Volunteers wearing nose clips, so they could concentrate solely on taste, were given small samples of each oil. They were instructed to hold it in their mouths for three seconds, then swallow it in two gulps and, 45 seconds later, rate the intensity of the irritation in their throats.

As it turned out, the more irritation that was experienced, the more of the inflammation-fighting compound the oil contained. And the most irritating oils, in the gustatory sense, were the youngest, extra virgin ones.

Researchers called the compound oleocanthal and said its presence raises the possibility that consuming good olive oil over time may help protect against some diseases, just as ibuprofen does.

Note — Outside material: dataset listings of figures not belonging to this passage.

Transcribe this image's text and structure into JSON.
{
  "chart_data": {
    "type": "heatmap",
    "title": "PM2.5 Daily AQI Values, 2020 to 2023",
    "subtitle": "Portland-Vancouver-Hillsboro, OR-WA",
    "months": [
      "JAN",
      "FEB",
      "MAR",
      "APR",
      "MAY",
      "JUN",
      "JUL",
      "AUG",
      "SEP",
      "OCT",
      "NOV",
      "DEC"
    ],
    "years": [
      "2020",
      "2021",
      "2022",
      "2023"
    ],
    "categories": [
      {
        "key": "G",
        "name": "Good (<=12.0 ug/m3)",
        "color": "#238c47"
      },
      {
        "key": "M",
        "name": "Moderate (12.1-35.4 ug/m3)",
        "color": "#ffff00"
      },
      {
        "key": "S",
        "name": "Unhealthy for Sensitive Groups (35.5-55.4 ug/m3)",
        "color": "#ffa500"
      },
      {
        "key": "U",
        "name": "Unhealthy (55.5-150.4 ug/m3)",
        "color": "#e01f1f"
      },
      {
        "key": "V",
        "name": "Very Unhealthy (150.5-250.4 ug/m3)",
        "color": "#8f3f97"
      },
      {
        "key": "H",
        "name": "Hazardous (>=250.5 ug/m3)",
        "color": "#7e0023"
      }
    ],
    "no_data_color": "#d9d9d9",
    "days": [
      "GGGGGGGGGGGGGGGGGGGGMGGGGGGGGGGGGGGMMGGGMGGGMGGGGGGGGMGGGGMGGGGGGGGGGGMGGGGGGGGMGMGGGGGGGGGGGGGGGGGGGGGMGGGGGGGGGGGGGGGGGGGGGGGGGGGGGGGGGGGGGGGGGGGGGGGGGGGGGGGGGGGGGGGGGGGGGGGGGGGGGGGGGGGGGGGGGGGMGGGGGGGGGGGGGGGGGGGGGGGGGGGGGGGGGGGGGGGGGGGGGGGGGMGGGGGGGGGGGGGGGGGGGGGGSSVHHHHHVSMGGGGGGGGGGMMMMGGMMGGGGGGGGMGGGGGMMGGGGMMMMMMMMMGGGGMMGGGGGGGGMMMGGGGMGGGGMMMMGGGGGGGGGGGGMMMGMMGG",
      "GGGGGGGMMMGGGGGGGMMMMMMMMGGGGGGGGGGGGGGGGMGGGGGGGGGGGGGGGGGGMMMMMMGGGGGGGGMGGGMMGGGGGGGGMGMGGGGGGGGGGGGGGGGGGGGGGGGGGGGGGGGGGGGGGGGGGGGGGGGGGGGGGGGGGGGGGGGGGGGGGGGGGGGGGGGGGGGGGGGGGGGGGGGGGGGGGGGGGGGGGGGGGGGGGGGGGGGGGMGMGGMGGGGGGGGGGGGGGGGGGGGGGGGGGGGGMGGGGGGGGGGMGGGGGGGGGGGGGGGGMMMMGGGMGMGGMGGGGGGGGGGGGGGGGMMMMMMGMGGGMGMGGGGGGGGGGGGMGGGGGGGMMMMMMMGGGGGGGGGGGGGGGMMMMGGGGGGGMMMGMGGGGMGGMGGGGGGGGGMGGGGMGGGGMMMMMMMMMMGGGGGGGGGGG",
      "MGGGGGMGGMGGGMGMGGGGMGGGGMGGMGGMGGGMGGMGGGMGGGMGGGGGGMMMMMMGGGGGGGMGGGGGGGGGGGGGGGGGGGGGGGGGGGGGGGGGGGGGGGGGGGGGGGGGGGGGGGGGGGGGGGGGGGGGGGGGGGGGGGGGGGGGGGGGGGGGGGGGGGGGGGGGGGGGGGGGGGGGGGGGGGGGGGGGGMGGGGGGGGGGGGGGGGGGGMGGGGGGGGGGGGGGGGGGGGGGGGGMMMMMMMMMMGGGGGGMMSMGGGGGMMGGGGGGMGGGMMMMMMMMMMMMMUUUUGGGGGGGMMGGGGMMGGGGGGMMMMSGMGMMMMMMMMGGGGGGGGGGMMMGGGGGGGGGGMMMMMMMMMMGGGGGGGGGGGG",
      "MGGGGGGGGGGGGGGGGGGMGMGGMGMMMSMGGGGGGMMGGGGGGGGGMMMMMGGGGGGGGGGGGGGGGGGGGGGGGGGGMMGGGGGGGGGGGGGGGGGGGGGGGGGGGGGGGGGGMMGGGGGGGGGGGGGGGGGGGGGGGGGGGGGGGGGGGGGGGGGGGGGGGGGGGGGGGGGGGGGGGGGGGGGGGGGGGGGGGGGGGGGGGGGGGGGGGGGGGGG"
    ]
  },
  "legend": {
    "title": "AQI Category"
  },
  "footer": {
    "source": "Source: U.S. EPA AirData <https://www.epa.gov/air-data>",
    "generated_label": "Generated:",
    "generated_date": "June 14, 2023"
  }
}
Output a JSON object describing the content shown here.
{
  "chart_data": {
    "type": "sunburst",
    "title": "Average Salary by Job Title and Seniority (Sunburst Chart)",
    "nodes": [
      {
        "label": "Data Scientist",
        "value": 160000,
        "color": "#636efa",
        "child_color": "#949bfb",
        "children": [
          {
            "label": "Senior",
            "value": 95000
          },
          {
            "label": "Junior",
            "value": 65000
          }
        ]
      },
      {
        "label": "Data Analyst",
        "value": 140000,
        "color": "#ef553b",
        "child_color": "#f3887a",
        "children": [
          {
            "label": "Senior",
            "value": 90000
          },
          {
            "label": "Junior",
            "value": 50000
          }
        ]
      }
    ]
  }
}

Ibuprofen is an over-the-counter, nonsteroidal anti-inflammatory drug that blocks the enzymes that can cause pain and inflammation. It is associated with lowering the risk of heart disease and stroke, certain cancers and dementia.

Some of the same advantages are ascribed to the popular Mediterranean diet, which is rich in olive oil, fruits, vegetables and whole grains, and low in meat and dairy.

The Monell discovery delights Harold McGee, author of On Food and Cooking: The Science and Lore of the Kitchen. McGee attended the Erice meeting with Beauchamp and tasted the same olive oil.

"Everybody who has olive oil of that kind experiences the sting in the throat, but it took Gary to realize that it was significant," McGee said.

Emile R. Mohler 3d, a cardiologist and director of vascular medicine for the University of Pennsylvania Health System, found Beauchamp's results "intriguing" and suggested further studies to explore whether oleocanthal bestows any specific cardiovascular benefits.

But eating a Mediterranean diet is only one part of a healthy lifestyle, said Mohler, who did not participate in the Nature study. "I think people are looking for that magic bullet, and we're not going to develop one."

Monell researchers said that the compound they found is sensitive to heat. To reap its anti-inflammatory benefit, then, we would have to drizzle it on cooked foods such as pasta, rather than use it to saute.

And we'd have to drizzle more than three tablespoons a day over many years.

That worries Althea Zanecosky, a registered dietitian who cautions that although olive oil is a marvelous thing, we should not - literally - be pouring it on.

"Olive oil still has 100 to 110 calories per tablespoon," she said, "and calories are the main reason people in this country are in so much trouble."